Authors (including presenting author) :
Lee WY Venus(1), Wong WC Dennis(1), Steven Cheung(1), Dennis Ngar(1), Wong CS(1)
Affiliation :
(1) Clinical Oncology Department, Tuen Mun Hospital
Introduction :
Brachytherapy is a clinical procedure to place a radioactive substance inside the patient's body usually next to a tumor for treatment. The radioactive substance used widely is Ir-192 and an afterloader is used to deliver the source to patient without requires manual handling. Due to the high dose rate and radioactive nature of the source, daily quality assurance of Ir-192 source position is required before brachytherapy treatment according to the report number 56 issued by American Association of Physicists in Medicine. The test is usually performed using radiographic or radiochromic film or source position check ruler to verify if it is within the tolerance of 1mm. However, source position relative to the reference position is observer-dependent. Furthermore, radiographic film is going to be obsolete and the cost of radiochromic film is very high. The RavenQA system (LAP Laser, Germany) is a quality assurance device with a phosphor screen detector for performing the quality assurance tasks in external beam radiotherapy.
Objectives :
This study aims to demonstrate the feasibility of using the RavenQA system for brachytherapy quality assurance by using it with an in-house position benchmark phantom and image-based automatic source localization algorithm to give a quantitative measurement for the position of the source. This study also aims to eliminate the observer-dependency and the use of radiographic or radiochromic films from the traditional quality assurance procedure.
Methodology :
The in-house phantom is made by a 255 x 255 x 3 mm^3 acrylic panel which fits tightly with the detector panel.
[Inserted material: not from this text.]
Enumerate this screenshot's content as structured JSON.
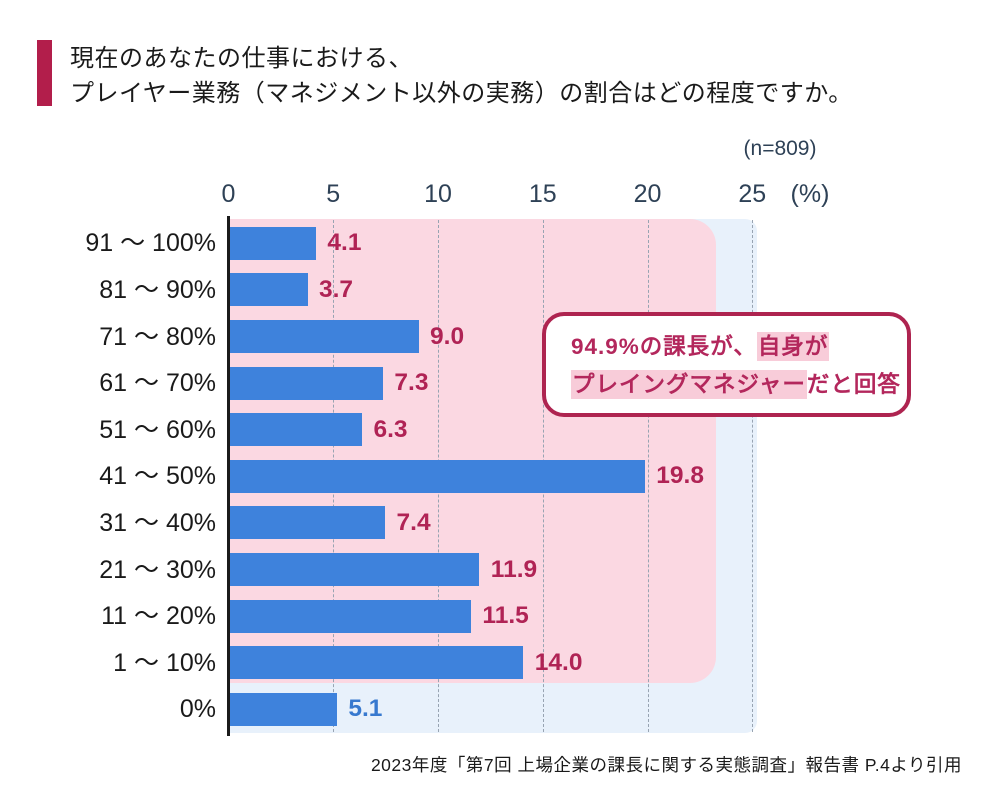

There are 13 catheters along the acrylic panel and each catheter is separated by 15mm. 10 metal beads are seeded beneath each catheter and all beads are separated by 10mm along the catheter. Therefore, there are totally 130 positions are tested. The position of each catheters are benchmarked by the reference marker from the factory. The phantom is first irradiated by an X-ray system on the RavenQA to capture a reference image, which is used for obtaining the benchmark coordinates of all the dwell positions. All catheters are connected to the microSelectron afterloader (Elekta, Sweden) and the source is stopped by 1 second for each dwell position. RavenQA records all the dwell time and positions for analysis. An image-based automatic source localization algorithm in python3 is then developed in order to extract the pixel coordinates of the source for each dwell position in each channel. The algorithm divides into 4 parts. The first part is preprocessing, a median filter is applied for each image in order to remove the salt-and-pepper noise. Secondly, the algorithm performs a channel clustering is to differentiate each channel from all the images. Thirdly, the algorithm performs a position clustering to get the center of each source position. Last but not least, by comparing the pixel coordinates of the center for source positions with the benchmark position coordinates, the position error for each position can be acquired.
Result & Outcome :
The result shows all the difference in positions between the reference and source positions in both x and y directions and the result of all the differences in positions are within 1mm. The algorithm and Raven successfully demonstrated the feasibility of automatically detecting the Ir-192 source center and correlated with the reference positions in the phantom to give a quantitative result. This would be highly useful as a daily quality assurance tool to give accurate result and highly increase the cost effectiveness. Surprisingly, the data not only shows the result of offset for individual position but also shows the accuracy of the gain of afterloader.